M48 here, I've had issues with self doubt for as long as I can remember. As if I was intrinsically worthless and always have to achieve worth or value through some sort of succesful endeavour. As a child it sometimes felt like having to sing for your supper, as if life was a performance with marks being handed out.
The other feeling I distinctly remember is fear or at least anxietey. Mother was completely unpredictable, which was not a good match for a little kid who had a profound need for security and reliable patterns -and undisturbed silence. Learning very early that I had no right to privacy, that mother was allowed to barge in and upset every last space I wanted to have as 'my own', set me on edge permanently. Things I found precious had to be hidden, sometimes handed to a friend in school for safe-keeping.
Add to that mother's tendency to get upset out of the blue over a completely random and innocuous thing like a casual remark or gesture or a facial expression - it was never quite sure what exactly it was that made her fly off the handle but fly off she did to angrily berate me, issue terrible and frightening threats about what she would do to me if I ever did it again, or simply ignore me completely for days on end. She stopped doing that once I was too old to still be fazed about her cold-shoulder-treatment and yes, I moved out the minute I could.

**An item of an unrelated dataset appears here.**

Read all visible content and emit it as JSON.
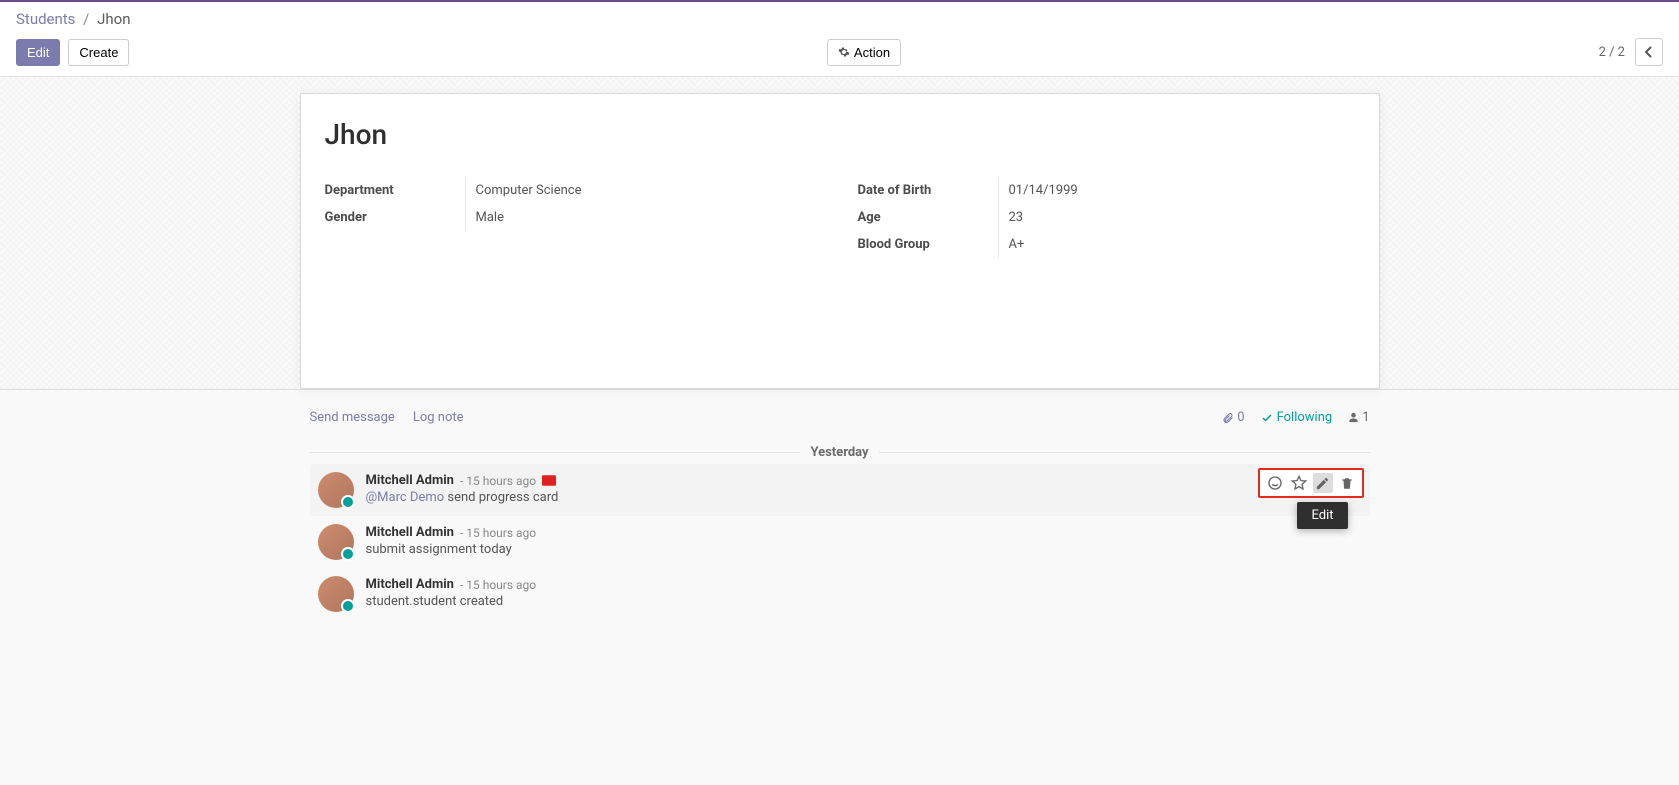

More than 20 ears later, I feel like it's high time to cut her out of my life completely.
But what if I'm wrong? What if I'm imagining things? Maybe her behaviour was justifyable and I was just a rotten kid or an overly sensitive or weak one. What if I don't have a good reason after all? I don't want to be unfair.
If anyone can offer some insight, I would appreciate.

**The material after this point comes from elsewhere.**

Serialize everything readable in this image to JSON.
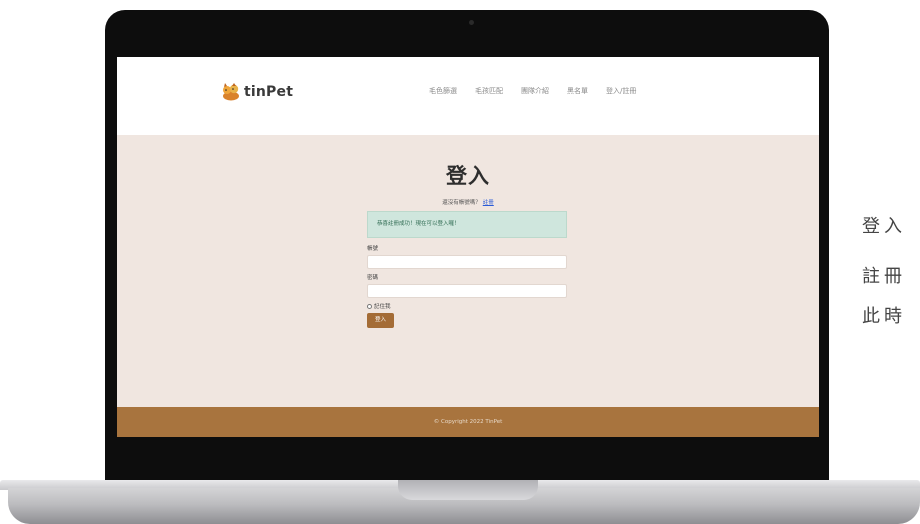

EDIT: Ha, some issues resolve themselves, I guess. Got a phone-call from mother today who told me happy birthday and enquired about the gift she had sent by mail (a re-gifted pack of coffee and some candy). I told her I had already sent it back. I had also told her two years ago that I do not appreciate generic 'throwaway' gifts like re-gifted stuff. I'd rather have no present than an utterly unpersonal and perfunctory one. Call me ungrateful, it's just how I roll. It's not about monetary value, it's about the personal heart-felt sentiment. If I feel that the other person doesn't really want to give me something and only does it because they 'have to', I'd much rather they don't. Guess I set a boundary then - which she overstepped this year, so I sent the gift back. This made her completely fly off the handle and now I am officially 'cut off.' She ended the phone call and immediately afterwards wrote a single-line text to that effect. Good riddance, I guess.
I'll go bake some cake now to eat later with the people who are actually happy to see me on my birthday.